TV’s upfront week is usually all about the big networks: CBS, ABC, NBC, Fox, the WarnerMedia channels. This year, however, attendees of the upfronts got a taste of big tech, quite literally.
Amazon Prime Video decided to use the upfront week to launch an activation tied to its show “The Marvelous Mrs. Maisel.” Outside the upfront locations across the city, a Carnegie Deli-themed food truck — emblazoned with imagery from the show — handed out complimentary pastrami sandwiches and black-and-white cookies.
Carnegie Deli “employees” greeted those walking into the upfronts with cookie-filled bags. “Have a cookie courtesy of Mrs. Maisel!” An enthusiastic staffer told attendees in a 1950’s-style affectation.
“It really has to do with the fact that there is so much press and activity around television, and there is a lot of people reading and talking about what TV shows are coming and going. We have a great TV show coming back, and we wanted to celebrate that,” Mike Benson, head of marketing for Amazon Studios, told Digital News Daily, standing by the food truck, which was parked a few blocks from Lincoln Center ahead of Disney’s upfront.

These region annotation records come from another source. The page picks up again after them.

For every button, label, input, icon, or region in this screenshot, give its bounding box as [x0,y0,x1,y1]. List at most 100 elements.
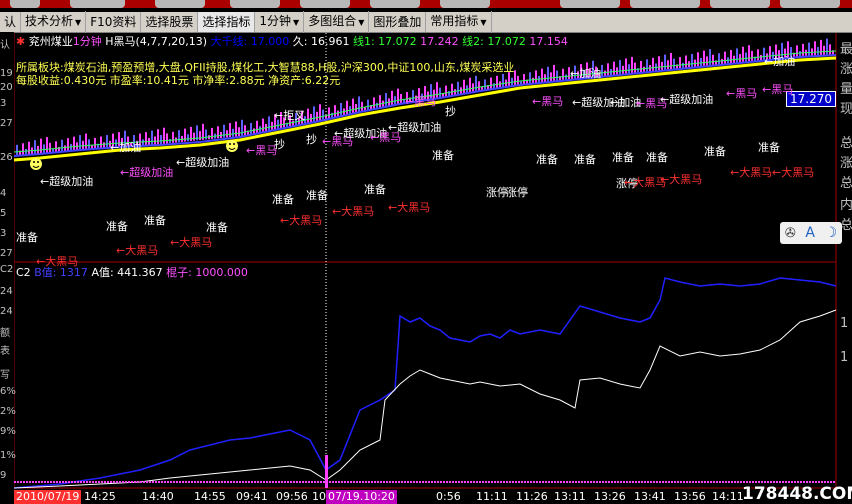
signal-label: 准备 [612,151,634,164]
translate-icon[interactable]: ✇ [785,226,796,241]
price-bar [352,98,354,114]
price-bar [55,141,57,153]
price-bar [799,51,801,57]
price-bar [319,104,321,121]
price-bar [622,65,624,74]
price-bar [529,72,531,85]
price-bar [22,143,24,156]
font-a-icon[interactable]: A [805,225,815,241]
signal-label: ←超级加油 [660,93,714,106]
signal-label: ←大黑马 [36,255,79,268]
signal-label: ←黑马 [726,87,758,100]
price-bar [823,45,825,55]
indicator-header: ✱ 兖州煤业1分钟 H黑马(4,7,7,20,13) 大千线: 17.000 久… [16,33,568,49]
price-bar [262,118,264,132]
price-bar [307,108,309,123]
price-bar [46,137,48,154]
price-bar [484,79,486,91]
signal-label: 涨停 [486,186,508,199]
signal-label: ←大黑马 [388,201,431,214]
price-bar [223,124,225,138]
time-label: 13:11 [554,490,586,503]
price-bar [634,62,636,73]
side-tool-widget[interactable]: ✇ A ☽ [780,222,842,244]
price-bar [445,85,447,97]
price-bar [331,112,333,118]
c2-title: C2 [16,266,31,279]
price-bar [607,63,609,76]
price-bar [100,136,102,149]
price-bar [178,130,180,143]
financial-info: 每股收益:0.430元 市盈率:10.41元 市净率:2.88元 净资产:6.2… [16,74,341,87]
price-bar [730,50,732,63]
price-bar [400,94,402,104]
price-bar [613,61,615,75]
smiley-icon [30,158,42,170]
signal-label: ←黑马 [762,83,794,96]
signal-label: 准备 [206,221,228,234]
price-bar [67,138,69,152]
price-bar [478,81,480,92]
price-bar [502,73,504,88]
price-bar [16,144,18,156]
price-bar [316,111,318,121]
price-bar [475,75,477,92]
price-bar [658,56,660,71]
price-bar [340,103,342,116]
price-bar [748,45,750,62]
price-bar [313,106,315,122]
price-bar [244,125,246,136]
signal-label: 准备 [432,149,454,162]
price-bar [391,90,393,106]
price-bar [535,70,537,84]
price-bar [826,38,828,55]
price-bar [73,136,75,151]
price-bar [700,58,702,66]
price-bar [739,54,741,63]
price-bar [601,64,603,76]
price-bar [640,61,642,72]
price-bar [496,75,498,89]
signal-label: 准备 [272,193,294,206]
signal-label: ←超级加油 [176,156,230,169]
time-label: 14:55 [194,490,226,503]
price-bar [547,66,549,82]
price-bar [625,58,627,74]
price-bar [250,123,252,134]
c2-white-line [13,309,837,489]
time-label: 14:25 [84,490,116,503]
time-label: 11:26 [516,490,548,503]
price-bar [226,130,228,138]
price-bar [724,51,726,64]
signal-label: ←大黑马 [170,236,213,249]
price-bar [796,45,798,57]
price-bar [166,133,168,144]
signal-label: 准备 [16,231,38,244]
price-bar [565,74,567,80]
c2-stick-value: 棍子: 1000.000 [166,266,248,279]
signal-label: 准备 [536,153,558,166]
price-bar [808,42,810,56]
signal-label: 准备 [306,189,328,202]
price-bar [217,126,219,139]
moon-icon[interactable]: ☽ [825,225,838,241]
c2-blue-line [13,277,837,489]
smiley-icon [226,140,238,152]
price-bar [643,66,645,72]
price-bar [451,83,453,96]
price-bar [736,48,738,63]
price-bar [385,93,387,107]
price-bar [814,41,816,56]
price-bar [619,60,621,75]
value-2: 17.242 [420,35,459,48]
price-bar [193,132,195,141]
big-ten-value: 大千线: 17.000 [210,35,290,48]
signal-label: 准备 [574,153,596,166]
price-bar [157,129,159,145]
price-bar [469,77,471,93]
signal-label: ←加油 [110,141,142,154]
price-bar [61,139,63,152]
price-bar [652,57,654,71]
signal-label: 准备 [704,145,726,158]
period-label: 1分钟 [72,35,102,48]
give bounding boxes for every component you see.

"It is really hard to get noticed in a sea of 500-plus TV shows out there,” Benson added. “This is about customer engagement, and showing that there is a lot of value in what we have got, beside shipping.”
The food truck activation was the second time Amazon resurrected the Carnegie Deli to promote “Maisel,” once again working with its production partner Tool of North America. While the iconic midtown delicatessen closed its doors in 2016, Amazon brought it back late last year to promote the new season of the show. A recreation of the deli opened in lower Manhattan, with 1958 prices, and sandwiches named after characters from the show.
“When the Carnegie Deli was open, you made it when a sandwich was named after you,” Benson said. “So it is fun to take The Midge, and The Susie, and turn them into sandwiches.”
Benson says that the company is planning to run year-round activations to promote the show and drive awareness, and is expanding its experiential marketing efforts across its programming.
“We have started to do a lot more experiential. We had a big activation at San Diego Comic-Con last year around ‘Jack Ryan,’ we had a big activation at SXSW for ‘Good Omens,’” Benson says. “We like experiential, we think it is really interesting for the fans to go a little deeper and experience a show in a way they couldn’t watch it on the screen. We also think it is great for non-fans, it allows them to experience it outside of a traditional media channel, and it becomes an interesting part of an overall marketing strategy for us.”
Of course, in order for the campaigns to work, it needs to feel fresh and appropriate.
“Not every show can go off and do a pop-up Carnegie Deli. If you are going to do them, they need to feel organic to what the television show is,” Benson says.
In this case, the availability of the Carnegie Deli brand name, and upfront week, made for a singular opportunity.
“It is a piece of nostalgia that is relevant today, and there is something about the show that is the same way,” Benson says.